If they won't, I would see it more like a composer script, which ask for docroot folder name, update the composer.json paths and add an extra configuration parameter to be used in ScriptHandler.
Just wondering because I am planning on doing this. Could you create a relative symlink from docroot(or whatever you prefer) to web?
@joelpittet Yes, some folks do that; should work in most environments.
Could we use a composer config variable for this? I was just thinking on this and it might be a simple solution.
See my previous comment. The docroot variable exists in a few plain text files. Some fixup is required if the user wants to select something else.
We could in principal read DOCROOT from composer.json in post-install.sh, but it would still be necessary to make multiple changes to composer.json and .gitignore, so perhaps this is not worthwhile.
To that remark, wouldn't it be possible to store the value of the docroot in composer config, maybe composer config documentroot something and then apply it in the composer.json with a "{$documentroot}/modules/contrib/{$name}": ["type:drupal-module"], as an example? I would assume the variable should be able to be obtained in the post-install.sh too. That only leaves the .gitignore which could be edited manually by most or we could go so far as to sed it to the correct value if it is set, or perhaps change to a wildcard for simplicity.
@nalipaz Yeah, that would work for sure. The one wrinkle is that at the moment, we use composer/installers to remap the module install locations, and it does not support a {$documentroot} substitution. At least, in the past it didn't. If you know how to make that work today with a composer config, then a PR to demonstrate that would be most welcome.
@greg-1-anderson I appreciate the details on that. I can't say I know how to make that work and was only speaking theoretically here since it seems the most integrated way. If I can gather a moment I might try my hand at the idea and of course others are welcome to try as well.
I locally changed the following: • composer.json (several locations) • .gitignore (several locations) • scripts/composer/ScriptHandler.php
To say "docroot" instead of "web" but I'm still not getting the root files in docroot like index.php. I know those come from the drupal-scaffold project but I don't have this issue when it's under /web.

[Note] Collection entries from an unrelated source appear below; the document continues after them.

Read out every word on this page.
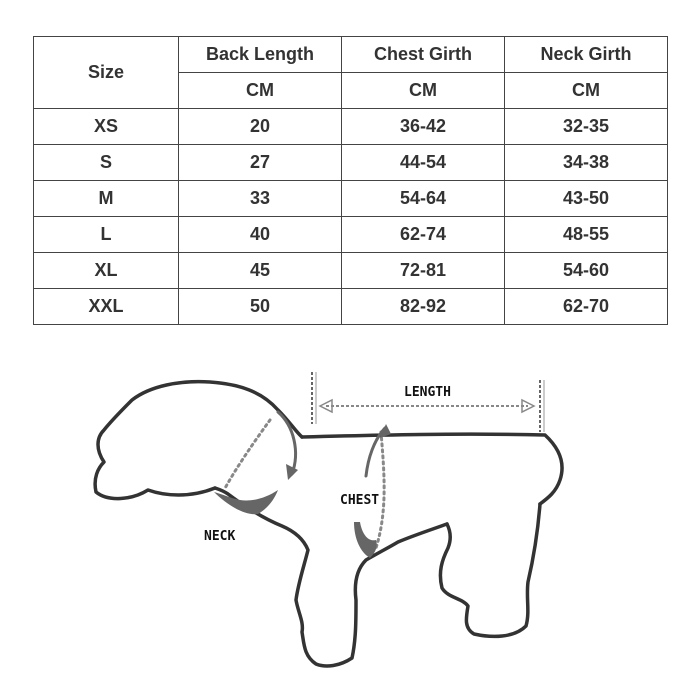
Size	Back Length	Chest Girth	Neck Girth
	CM	CM	CM
XS	20	36-42	32-35
S	27	44-54	34-38
M	33	54-64	43-50
L	40	62-74	48-55
XL	45	72-81	54-60
XXL	50	82-92	62-70
LENGTH
CHEST
NECK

Is there another hidden config location I cannot find?
Okay, I lied... Totally works it must have been a composer cache or something that kept wanting to put things in /web. Sorry.
@fabean Please review https://github.com/drupal-composer/drupal-project/pull/255. This removes the requirement to change the ScriptHandler
Just tried to deploy to Acquia - docroot symlink did not work for me at all (Pro tier). It kept giving the default Acquia page when no code exists.
Switching to Live Development mode brought it up, but I don't work in that way.
I had to mv web docroot and create a local symlink for web so Docker continued working. That got Acquia up and going.
I think this could be resolved now by adding an FAQ entry to the ReadMe like this:
To use a different web root directory, e.g. docroot instead of web:
- Create the project without installing it using the --no-install option. e.g.:
composer create-project drupal-composer/drupal-project:8.x-dev my_site_name_dir --no-interaction --no-install
-
cd into the project directory and edit the 'installer-paths' section in the composer.json file. Replace the web/* paths with the web root you want, e.g. docroot/
-
Finish the install using the command:
composer install
@cgmonroe Good idea, please submit an PR.
The post-install script now uses Drupal Finder to locate the web root, so only .gitignore and the composer.json files would need to be modified to use a different location.